It's no secret that I've been enjoying working in Doom Emacs for the better half of the past year (I wrote about it here: /doom-emacs-handbook/). So it shouldn't come as too big of a surprise that I decided to pay homage to the programmable text editor for martian hackers with a small 3d asset inspired by the cute cacodemon icon created by jaidetree in their popular repo: https://github.com/jaidetree/doom-icon .

This^ cacodemon is coming for you

I have modeled procedurally most of its base shape in Houdini, and then did a bit of sculpting in Blender. The very few textures that I have used were hand painted in Substance Painter.
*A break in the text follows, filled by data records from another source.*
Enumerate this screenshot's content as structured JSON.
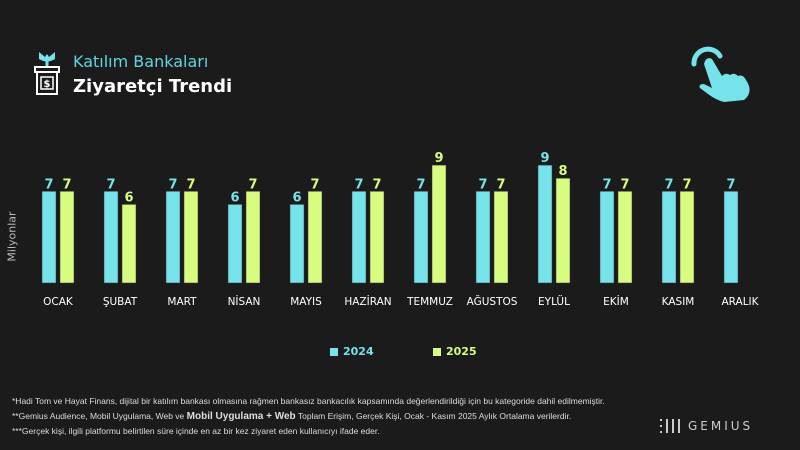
{
  "header": {
    "title": "Katılım Bankaları",
    "subtitle": "Ziyaretçi Trendi"
  },
  "colors": {
    "series_2024": "#76e3ea",
    "series_2025": "#d8fc7f",
    "background": "#1b1b1b",
    "title_accent": "#5fd6df"
  },
  "icons": {
    "logo": "plant-money-box-icon",
    "top_right": "tap-hand-icon"
  },
  "chart_data": {
    "type": "bar",
    "ylabel": "Milyonlar",
    "categories": [
      "OCAK",
      "ŞUBAT",
      "MART",
      "NİSAN",
      "MAYIS",
      "HAZİRAN",
      "TEMMUZ",
      "AĞUSTOS",
      "EYLÜL",
      "EKİM",
      "KASIM",
      "ARALIK"
    ],
    "series": [
      {
        "name": "2024",
        "values": [
          7,
          7,
          7,
          6,
          6,
          7,
          7,
          7,
          9,
          7,
          7,
          7
        ]
      },
      {
        "name": "2025",
        "values": [
          7,
          6,
          7,
          7,
          7,
          7,
          9,
          7,
          8,
          7,
          7,
          null
        ]
      }
    ],
    "legend": "bottom-center",
    "grid": false
  },
  "footnotes": {
    "n1": "*Hadi Tom ve  Hayat Finans, dijital bir katılım bankası olmasına rağmen bankasız bankacılık kapsamında değerlendirildiği için bu kategoride dahil edilmemiştir.",
    "n2_a": "**Gemius Audience, Mobil Uygulama, Web ve ",
    "n2_b": "Mobil Uygulama + Web",
    "n2_c": " Toplam Erişim, Gerçek Kişi, Ocak -  Kasım  2025 Aylık Ortalama verilerdir.",
    "n3": "***Gerçek kişi, ilgili platformu belirtilen süre içinde en az bir kez ziyaret eden kullanıcıyı ifade eder."
  },
  "brand": {
    "name": "GEMIUS"
  }
}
It's very far from being a professional model (some parts still look quite flat, and I hate some of the shadows in the final renders), but overall I'm happy with the general look considering it's just a small side project and I'm no longer doing as much real 3d work at my $dayjob as I used to "back in the days".

Here's a screengrab from when I starting working on the procedural base in Houdini:

And this is the initial Lookdev in Blender:

As with all side projects that I undertake, I have also pushed myself to learn something new. I had never really used Blender due to its relatively "weird" UX compared to other industry standard DCCs, but I have to admit that over the past years the Blender team has done a terrific job at polishing everything and making it a very appealing competitor to Maya, at least for more basic things. In fact, I think that my favourite pipeline ever would be a Houdini (for big scale procedural work) + Blender (for destructive stuff) one, since I have found that doing lookdev in Blender is a very enjoyable process.
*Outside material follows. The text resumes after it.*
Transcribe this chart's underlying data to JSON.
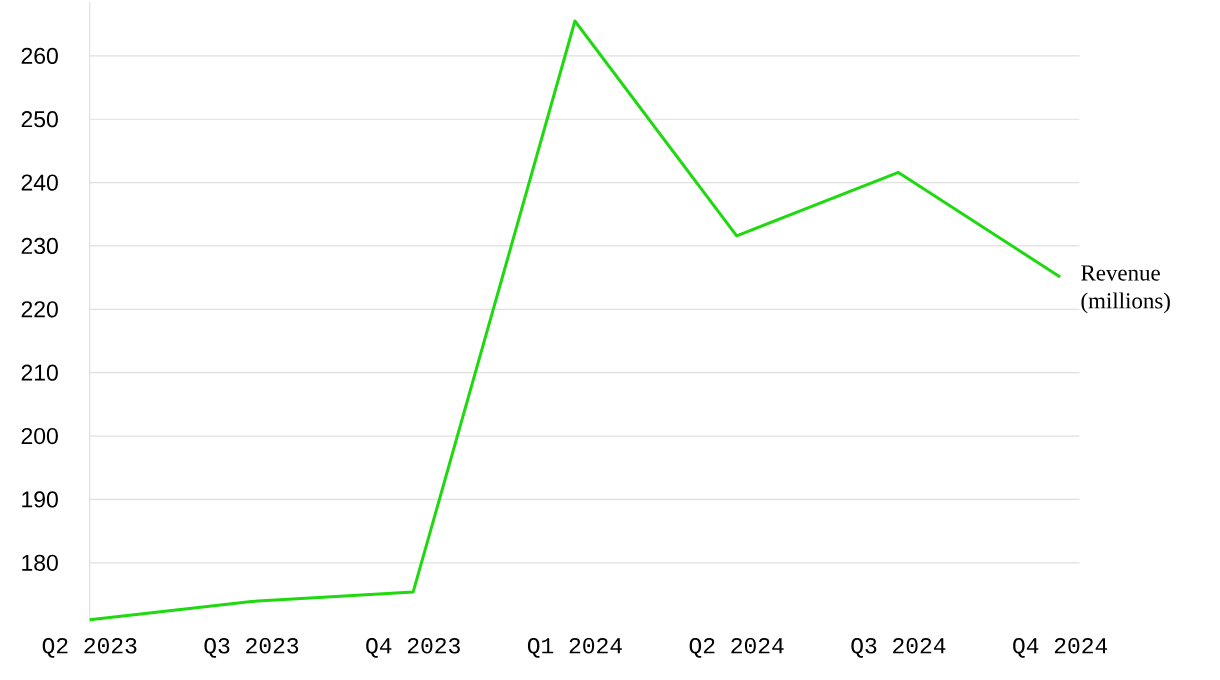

Here, have another render!

Make it real!

I have also spent a bit of time ensuring that the 3d asset is easily printable, since I have the ultimate goal of painting my own real cacodemon.

In the following link you will find the Sketchfab version, which I exported as USDZ from Houdini after assigning a few basic MaterialX shaders in Solaris: https://sketchfab.com/3d-models/doom-cacodemon-923becaf8202497388c25dab0b3bd9e7. The asset is freely available under Creative Commons, as long as AI people don't put their sticky fingers on it to train their silly little models (#noai).

A screengrab of a previous iteration, only posted here because I like how it feels that the cacodemon is eating the supports. Chomp chomp.